Bitcoin power consumption increased by 41% in one year
Despite the crypto market's capitalisation falling three times from its 2021-high and the appearance of energy-efficient ASICs, Bitcoin miners' power consumption has jumped 41% to 266 TWh in the past 12 months, according to estimates from the Bitcoin Mining Council (BMC). This represents 0.16% of the world's total electricity production and 0.10% of the world's hydrocarbon emissions.
Thanks to the introduction of new ASICs, the energy efficiency of mining has increased by 23% in one year and by 5,814% in the last eight years.
At the same time, the network's hashrate skyrocketed by 73% over the year and continues to grow. Last week, the one-off correction of 13.6% was the biggest in 2022. In other words, new equipment is being put into use at a drastic pace. And while some mining companies are struggling to make ends meet, others are buying up the latest ASICs at bargain prices (read more in "Who's behind Bitcoin's skyrocketing hashrate?").

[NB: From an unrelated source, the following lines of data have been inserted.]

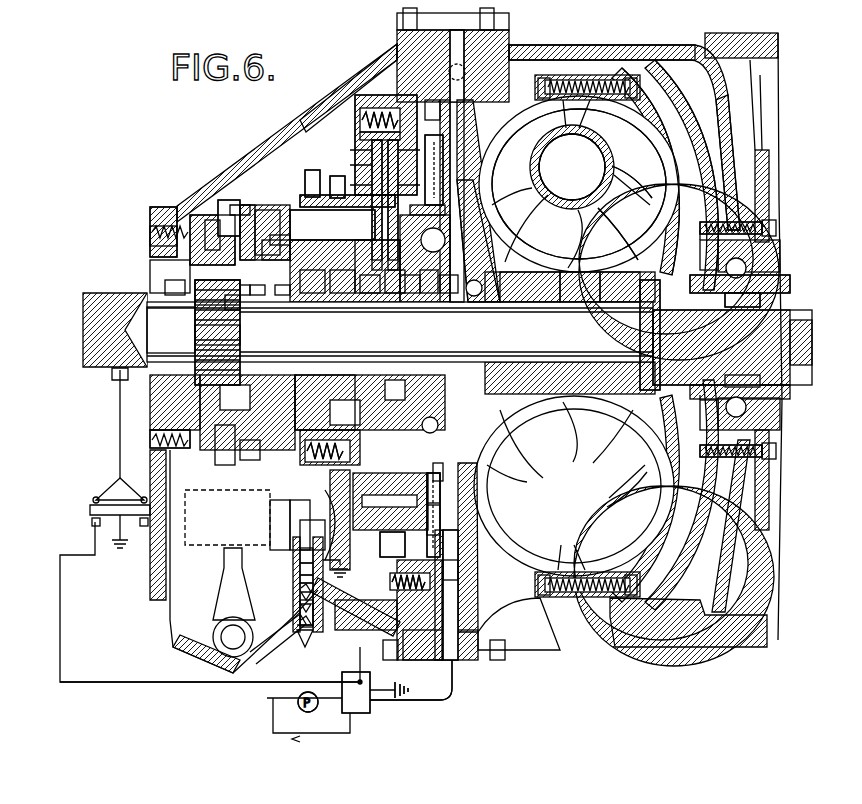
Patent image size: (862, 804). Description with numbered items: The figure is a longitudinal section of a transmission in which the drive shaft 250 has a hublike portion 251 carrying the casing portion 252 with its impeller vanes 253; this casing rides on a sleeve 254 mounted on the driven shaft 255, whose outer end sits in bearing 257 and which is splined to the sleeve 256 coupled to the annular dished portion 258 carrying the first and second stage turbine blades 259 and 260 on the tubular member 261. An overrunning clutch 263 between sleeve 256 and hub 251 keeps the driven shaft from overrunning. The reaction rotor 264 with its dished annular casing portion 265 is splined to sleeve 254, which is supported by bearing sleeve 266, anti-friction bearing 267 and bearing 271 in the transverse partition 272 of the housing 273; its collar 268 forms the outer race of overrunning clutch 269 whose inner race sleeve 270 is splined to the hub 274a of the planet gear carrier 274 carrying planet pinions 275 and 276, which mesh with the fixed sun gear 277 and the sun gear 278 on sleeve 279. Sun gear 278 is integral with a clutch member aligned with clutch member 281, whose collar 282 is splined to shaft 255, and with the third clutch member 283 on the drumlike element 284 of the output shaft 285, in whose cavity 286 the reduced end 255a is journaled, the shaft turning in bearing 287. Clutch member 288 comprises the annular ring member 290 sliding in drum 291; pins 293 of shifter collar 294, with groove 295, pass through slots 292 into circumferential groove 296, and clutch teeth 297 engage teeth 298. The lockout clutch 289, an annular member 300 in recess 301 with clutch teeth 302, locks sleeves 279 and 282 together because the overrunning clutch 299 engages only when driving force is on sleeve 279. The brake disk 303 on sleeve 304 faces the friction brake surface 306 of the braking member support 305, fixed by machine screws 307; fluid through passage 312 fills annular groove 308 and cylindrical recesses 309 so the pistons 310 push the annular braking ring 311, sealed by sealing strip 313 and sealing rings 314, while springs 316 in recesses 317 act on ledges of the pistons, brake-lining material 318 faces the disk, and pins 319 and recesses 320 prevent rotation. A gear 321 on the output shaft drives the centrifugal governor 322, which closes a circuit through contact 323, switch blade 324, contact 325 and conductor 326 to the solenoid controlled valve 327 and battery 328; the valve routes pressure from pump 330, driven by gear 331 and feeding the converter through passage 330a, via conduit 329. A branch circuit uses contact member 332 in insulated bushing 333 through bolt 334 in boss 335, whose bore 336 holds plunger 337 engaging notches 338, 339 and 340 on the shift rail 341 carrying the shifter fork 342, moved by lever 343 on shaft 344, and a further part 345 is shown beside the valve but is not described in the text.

The drive shaft 250 is at (812, 333).
The hublike portion 251 is at (760, 285).
The casing portion 252 is at (690, 195).
The impeller vanes 253 is at (545, 127).
The sleeve 254 is at (568, 302).
The driven shaft 255 is at (600, 335).
The reduced end portion 255a is at (217, 335).
The sleeve 256 is at (640, 310).
The bearing 257 is at (760, 300).
The annular dished portion 258 is at (667, 182).
The first stage turbine blades 259 is at (640, 135).
The second stage turbine blades 260 is at (570, 245).
The tubular member 261 is at (603, 158).
The overrunning clutch 263 is at (712, 222).
The reaction rotor 264 is at (648, 200).
The dished annular casing portion 265 is at (642, 250).
The bearing sleeve 266 is at (540, 302).
The anti-friction bearing 267 is at (478, 297).
The collar 268 is at (450, 290).
The overrunning clutch 269 is at (430, 290).
The inner race sleeve 270 is at (410, 290).
The anti-friction bearing 271 is at (433, 240).
The transverse partition 272 is at (466, 102).
The transmission housing 273 is at (578, 45).
The planet gear carrier 274 is at (300, 200).
The hub 274a is at (370, 290).
The planet pinion 275 is at (310, 180).
The planet pinion 276 is at (336, 185).
The sun gear 277 is at (372, 255).
The sun gear 278 is at (315, 285).
The sleeve 279 is at (300, 380).
The clutch member 281 is at (233, 304).
The reduced collar portion 282 is at (217, 332).
The third clutch member 283 is at (168, 280).
The drumlike element 284 is at (217, 293).
The output shaft 285 is at (152, 272).
The cavity 286 is at (140, 322).
The bearing 287 is at (155, 240).
The clutch member 288 is at (248, 225).
The lockout clutch 289 is at (283, 235).
The annular ring member 290 is at (205, 235).
The drum 291 is at (180, 440).
The slots 292 is at (265, 225).
The pins 293 is at (230, 215).
The shifter collar 294 is at (240, 210).
The groove 295 is at (248, 455).
The circumferential groove 296 is at (222, 430).
The clutch teeth 297 is at (212, 230).
The clutch teeth 298 is at (190, 218).
The overrunning clutch 299 is at (248, 290).
The annular member 300 is at (255, 285).
The recess 301 is at (275, 245).
The clutch teeth 302 is at (283, 285).
The brake disk 303 is at (375, 157).
The sleeve 304 is at (395, 290).
The braking member support 305 is at (395, 108).
The friction brake surface 306 is at (390, 175).
The machine screws 307 is at (388, 75).
The annular groove 308 is at (440, 492).
The cylindrical recesses 309 is at (445, 145).
The pistons 310 is at (440, 195).
The annular braking ring 311 is at (440, 500).
The passage 312 is at (460, 595).
The sealing strip 313 is at (440, 512).
The sealing rings 314 is at (460, 576).
The springs 316 is at (362, 120).
The recesses 317 is at (365, 137).
The brake-lining material 318 is at (348, 450).
The pins 319 is at (385, 557).
The recesses 320 is at (390, 582).
The gear 321 is at (118, 383).
The centrifugal governor 322 is at (118, 480).
The contact 323 is at (148, 522).
The governor controlled switch blade 324 is at (120, 531).
The contact 325 is at (92, 522).
The conductor 326 is at (288, 682).
The solenoid controlled valve 327 is at (356, 672).
The battery 328 is at (398, 682).
The conduit 329 is at (455, 690).
The pump 330 is at (308, 712).
The passage 330a is at (465, 72).
The gear 331 is at (760, 452).
The contact member 332 is at (313, 606).
The insulated bushing 333 is at (313, 628).
The bolt 334 is at (300, 592).
The boss 335 is at (300, 572).
The bore 336 is at (339, 573).
The plunger 337 is at (315, 530).
The notch 338 is at (300, 555).
The notch 339 is at (300, 520).
The notch 340 is at (338, 510).
The shift rail 341 is at (280, 520).
The shifter fork 342 is at (205, 488).
The lever 343 is at (226, 585).
The shaft 344 is at (221, 638).
The seat 345 is at (300, 580).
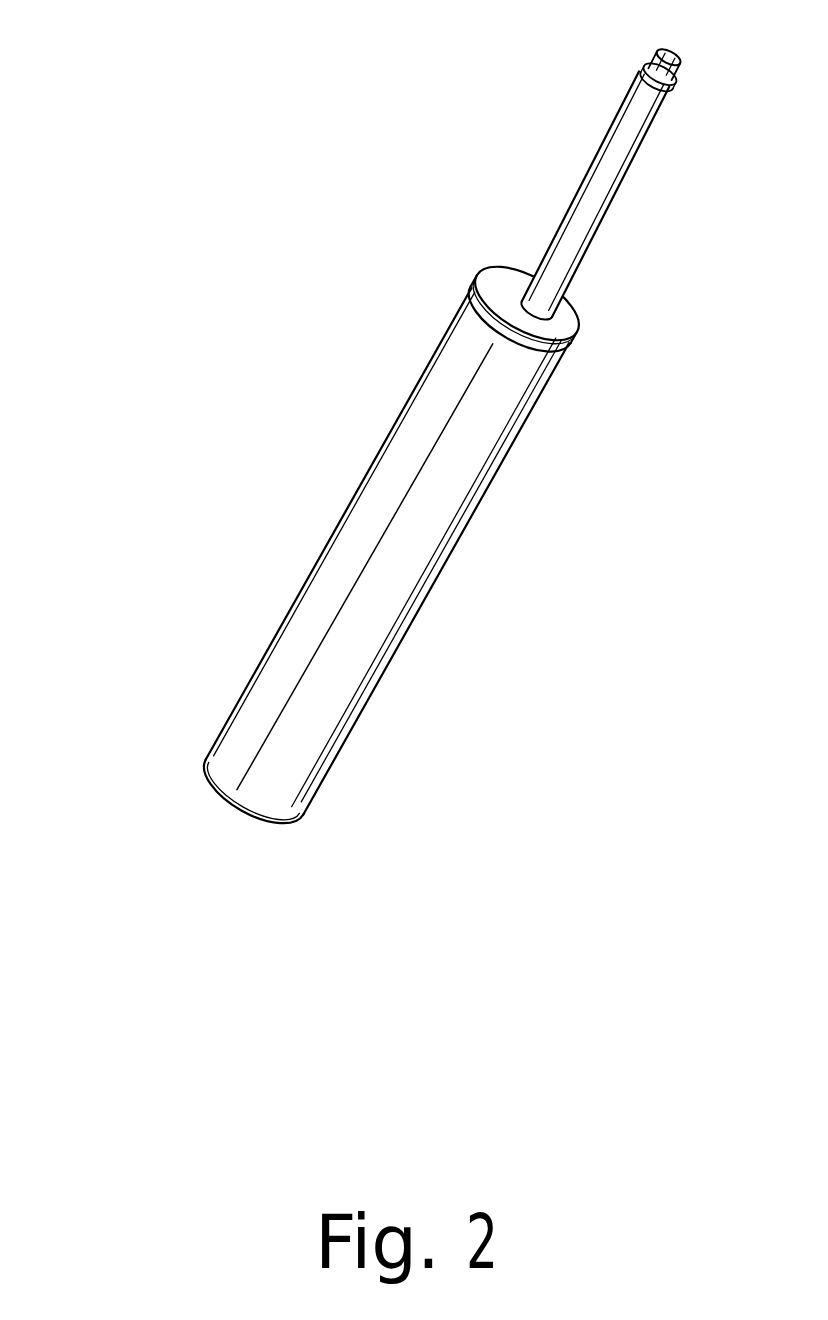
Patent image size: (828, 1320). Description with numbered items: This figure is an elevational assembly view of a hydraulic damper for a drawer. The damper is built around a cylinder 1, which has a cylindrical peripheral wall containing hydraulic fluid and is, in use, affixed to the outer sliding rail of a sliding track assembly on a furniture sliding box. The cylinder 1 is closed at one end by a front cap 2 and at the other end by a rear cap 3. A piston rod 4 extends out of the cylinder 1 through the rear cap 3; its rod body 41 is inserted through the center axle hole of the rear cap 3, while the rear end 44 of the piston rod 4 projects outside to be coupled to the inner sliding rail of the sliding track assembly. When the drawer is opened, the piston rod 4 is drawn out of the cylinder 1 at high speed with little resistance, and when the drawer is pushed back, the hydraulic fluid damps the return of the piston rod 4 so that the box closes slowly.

The cylinder 1 is at (365, 448).
The front cap 2 is at (205, 803).
The rear cap 3 is at (480, 285).
The piston rod 4 is at (568, 173).
The rod body 41 is at (614, 127).
The rear end 44 is at (648, 76).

Bitcoin isn't the only cryptocurrency that uses miners' work, but it does account for 99% of all calculations performed. The authors of the BMC report provided the following visual comparison:
Since the crypto economy's decline, some projects' bankruptcies, energy shortages in certain regions and the pending global recession haven't had a negative impact on Bitcoin mining, the risk of regulatory pressure is increasing. For example, some countries legalise crypto mining and impose an additional tax on the electricity used, while others simply ban it.

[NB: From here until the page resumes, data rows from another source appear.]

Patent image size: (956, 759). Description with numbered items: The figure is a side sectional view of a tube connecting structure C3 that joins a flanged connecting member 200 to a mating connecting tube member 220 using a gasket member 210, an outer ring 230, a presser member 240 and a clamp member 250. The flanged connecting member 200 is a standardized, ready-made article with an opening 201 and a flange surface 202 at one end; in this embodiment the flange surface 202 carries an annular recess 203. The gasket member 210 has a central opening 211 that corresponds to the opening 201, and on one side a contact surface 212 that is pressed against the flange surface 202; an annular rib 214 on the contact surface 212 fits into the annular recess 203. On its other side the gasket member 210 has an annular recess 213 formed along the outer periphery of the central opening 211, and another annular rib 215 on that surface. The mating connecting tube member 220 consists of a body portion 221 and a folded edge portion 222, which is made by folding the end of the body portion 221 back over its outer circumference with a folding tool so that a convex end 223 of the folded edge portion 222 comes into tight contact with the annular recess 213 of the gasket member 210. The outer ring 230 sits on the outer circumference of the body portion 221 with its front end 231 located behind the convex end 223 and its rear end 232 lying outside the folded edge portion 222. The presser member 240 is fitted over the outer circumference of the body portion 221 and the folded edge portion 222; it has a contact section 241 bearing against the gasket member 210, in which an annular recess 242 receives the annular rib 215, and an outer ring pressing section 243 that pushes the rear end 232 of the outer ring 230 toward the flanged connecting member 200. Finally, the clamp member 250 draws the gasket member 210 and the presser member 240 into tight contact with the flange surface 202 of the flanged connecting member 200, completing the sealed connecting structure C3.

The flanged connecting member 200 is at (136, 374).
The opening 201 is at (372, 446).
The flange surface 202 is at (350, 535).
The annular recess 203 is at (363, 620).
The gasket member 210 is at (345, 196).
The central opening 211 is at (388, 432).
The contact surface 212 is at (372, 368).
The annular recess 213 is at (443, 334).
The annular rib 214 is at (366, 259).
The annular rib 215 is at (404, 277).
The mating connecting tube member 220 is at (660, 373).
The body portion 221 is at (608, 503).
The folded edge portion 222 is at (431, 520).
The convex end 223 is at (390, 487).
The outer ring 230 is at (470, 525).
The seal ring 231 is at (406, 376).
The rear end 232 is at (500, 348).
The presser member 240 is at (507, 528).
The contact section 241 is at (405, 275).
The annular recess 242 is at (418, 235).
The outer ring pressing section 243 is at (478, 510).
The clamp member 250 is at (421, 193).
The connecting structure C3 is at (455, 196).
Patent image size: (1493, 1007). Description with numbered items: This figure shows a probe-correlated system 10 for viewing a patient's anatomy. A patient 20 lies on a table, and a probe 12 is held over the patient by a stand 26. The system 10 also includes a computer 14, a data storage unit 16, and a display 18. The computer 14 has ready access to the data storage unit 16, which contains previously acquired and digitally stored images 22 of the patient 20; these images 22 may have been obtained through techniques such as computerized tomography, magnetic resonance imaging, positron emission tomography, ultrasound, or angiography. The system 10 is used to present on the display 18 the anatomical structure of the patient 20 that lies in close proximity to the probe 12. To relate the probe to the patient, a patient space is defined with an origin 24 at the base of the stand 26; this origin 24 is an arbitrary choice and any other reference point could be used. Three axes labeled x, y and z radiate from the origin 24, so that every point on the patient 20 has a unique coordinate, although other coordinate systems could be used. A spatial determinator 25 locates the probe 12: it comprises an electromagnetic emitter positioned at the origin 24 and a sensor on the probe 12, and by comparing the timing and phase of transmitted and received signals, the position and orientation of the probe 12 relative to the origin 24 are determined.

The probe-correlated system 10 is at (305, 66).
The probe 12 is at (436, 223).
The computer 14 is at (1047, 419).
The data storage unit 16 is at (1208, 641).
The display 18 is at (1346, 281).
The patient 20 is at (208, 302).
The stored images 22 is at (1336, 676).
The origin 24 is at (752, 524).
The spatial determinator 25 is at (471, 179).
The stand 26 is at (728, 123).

Even Greenpeace has launched a campaign against Bitcoin, calling to follow Ethereum and to "change the code, not the climate". The Blockchain Observatory (EUBOF), on the other hand, recommends that EU countries adopt measures to reduce power consumption by miners very soon.
If we compare the different industries in terms of energy costs, Bitcoin mining would fall between computer games and gold mining. When compared to the traditional financial sector, it uses 20 times fewer resources.

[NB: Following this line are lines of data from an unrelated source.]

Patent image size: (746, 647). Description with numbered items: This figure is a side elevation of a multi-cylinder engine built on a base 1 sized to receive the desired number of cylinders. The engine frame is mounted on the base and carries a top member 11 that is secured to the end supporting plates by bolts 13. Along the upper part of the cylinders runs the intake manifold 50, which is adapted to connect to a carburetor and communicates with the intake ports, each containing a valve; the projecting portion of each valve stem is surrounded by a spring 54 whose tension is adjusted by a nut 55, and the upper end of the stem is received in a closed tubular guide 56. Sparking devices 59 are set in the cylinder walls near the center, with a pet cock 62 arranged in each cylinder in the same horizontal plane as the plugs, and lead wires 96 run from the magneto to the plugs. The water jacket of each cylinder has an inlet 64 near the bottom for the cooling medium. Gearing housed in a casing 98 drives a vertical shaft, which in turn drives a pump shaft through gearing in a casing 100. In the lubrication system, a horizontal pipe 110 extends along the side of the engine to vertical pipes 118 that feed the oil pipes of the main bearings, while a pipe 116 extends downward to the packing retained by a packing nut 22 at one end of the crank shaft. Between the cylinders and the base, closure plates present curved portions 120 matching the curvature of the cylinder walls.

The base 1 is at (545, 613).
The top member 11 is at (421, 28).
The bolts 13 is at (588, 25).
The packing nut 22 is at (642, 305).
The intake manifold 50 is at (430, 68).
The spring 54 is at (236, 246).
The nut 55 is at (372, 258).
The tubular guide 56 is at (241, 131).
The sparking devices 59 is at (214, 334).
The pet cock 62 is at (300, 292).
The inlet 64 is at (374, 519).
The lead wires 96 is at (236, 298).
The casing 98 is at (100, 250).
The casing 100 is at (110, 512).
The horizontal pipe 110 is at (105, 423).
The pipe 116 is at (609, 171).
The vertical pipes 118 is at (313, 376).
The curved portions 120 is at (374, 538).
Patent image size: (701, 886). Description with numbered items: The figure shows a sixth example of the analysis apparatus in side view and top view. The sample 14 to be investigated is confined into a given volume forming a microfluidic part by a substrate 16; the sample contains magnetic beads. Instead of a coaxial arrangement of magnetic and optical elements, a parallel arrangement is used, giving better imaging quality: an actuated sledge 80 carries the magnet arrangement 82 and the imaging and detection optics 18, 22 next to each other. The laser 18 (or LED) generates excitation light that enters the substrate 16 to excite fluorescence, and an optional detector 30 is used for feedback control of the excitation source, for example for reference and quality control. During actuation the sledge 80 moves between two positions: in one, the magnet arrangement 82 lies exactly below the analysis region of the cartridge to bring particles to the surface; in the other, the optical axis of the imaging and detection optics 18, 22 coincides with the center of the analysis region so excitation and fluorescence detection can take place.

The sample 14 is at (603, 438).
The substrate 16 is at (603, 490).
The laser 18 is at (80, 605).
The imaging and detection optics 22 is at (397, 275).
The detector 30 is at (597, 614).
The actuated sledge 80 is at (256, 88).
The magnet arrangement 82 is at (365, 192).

In terms of energy consumption by various countries, mining has already overtaken Australia, Spain and Turkey, which seems rather alarming. But the world is still losing a large amount of energy that could completely cover the needs of miners. The University of Cambridge estimates the potential energy from worldwide flaring of associated petroleum gas at 688 TWh, which is 2.5 times the current demand of the crypto network.